Alexander terluka
Seorang pria duduk di sebuah kursi besarnya. Di hadapannya berdiri empat orang bertubuh besar atletis. Mereka sedang menunggu perintah sang majikan.
Tak lama kemudian empat orang datang. Mereka membawa sebuah kotak dengan ukuran besar dan kelihatannya cukup berat.
Alexander tetap duduk tenang. Mata elangnya terus mengawasi setiap pergerakan orang yang sedang mengawalnya. Lebih tepatnya mengepung dirinya.
Bahkan tidak ada satupun anak buah di sini. Rekan bisnisnya memilih untuk menahan mereka di depan pintu dan menunggu semua urusan selesai.
"Apa barang ini asli?" tanya seorang dengan kalung salip yang menggantung di lehernya.
Alexander tersenyum kecut. Dia tidak pernah menipu setiap pelanggannya. Mengapa mereka ragu akan barangnya?
"Kau bisa mencobanya," jawab Alexander acuh.

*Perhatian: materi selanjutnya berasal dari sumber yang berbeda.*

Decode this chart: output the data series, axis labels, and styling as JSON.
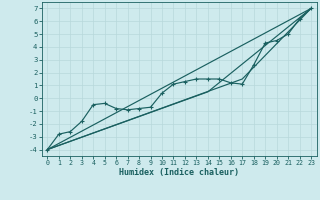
{
  "xlabel": "Humidex (Indice chaleur)",
  "bg_color": "#ceeaed",
  "grid_color": "#b8d8db",
  "line_color": "#1a6060",
  "xlim": [
    -0.5,
    23.5
  ],
  "ylim": [
    -4.5,
    7.5
  ],
  "xticks": [
    0,
    1,
    2,
    3,
    4,
    5,
    6,
    7,
    8,
    9,
    10,
    11,
    12,
    13,
    14,
    15,
    16,
    17,
    18,
    19,
    20,
    21,
    22,
    23
  ],
  "yticks": [
    -4,
    -3,
    -2,
    -1,
    0,
    1,
    2,
    3,
    4,
    5,
    6,
    7
  ],
  "line1_x": [
    0,
    1,
    2,
    3,
    4,
    5,
    6,
    7,
    8,
    9,
    10,
    11,
    12,
    13,
    14,
    15,
    16,
    17,
    18,
    19,
    20,
    21,
    22,
    23
  ],
  "line1_y": [
    -4.0,
    -2.8,
    -2.6,
    -1.8,
    -0.5,
    -0.4,
    -0.8,
    -0.9,
    -0.8,
    -0.7,
    0.4,
    1.1,
    1.3,
    1.5,
    1.5,
    1.5,
    1.2,
    1.1,
    2.6,
    4.3,
    4.5,
    5.0,
    6.2,
    7.0
  ],
  "line2_x": [
    0,
    23
  ],
  "line2_y": [
    -4.0,
    7.0
  ],
  "line3_x": [
    0,
    14,
    23
  ],
  "line3_y": [
    -4.0,
    0.5,
    7.0
  ],
  "line4_x": [
    0,
    17,
    23
  ],
  "line4_y": [
    -4.0,
    1.5,
    7.0
  ]
}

Empat orang itu membuka kotak kayu yang tertutup rapat. Terlihat beberapa senapan keluaran terbaru dan masih jarang orang memilikinya.
Ini termasuk barang ilegal. Namun siapa yang dapat menghentikan Alexander? Dia dengan mudah bisa memiliki barang tersebut.
Dirinya sudah lama menjalankan bisnis ini. Tak ada satupun pelanggan yang kecewa. Hanya dia sedikit tidak beruntung karena harus berurusan dengan orang cukup rumit ini, Akeno.
Dia adalah seorang mafia di negara sebrang. Karena anak buahnya tertangkap basah di kawasannya dirinya harus ganti rugi dengan senapan ini.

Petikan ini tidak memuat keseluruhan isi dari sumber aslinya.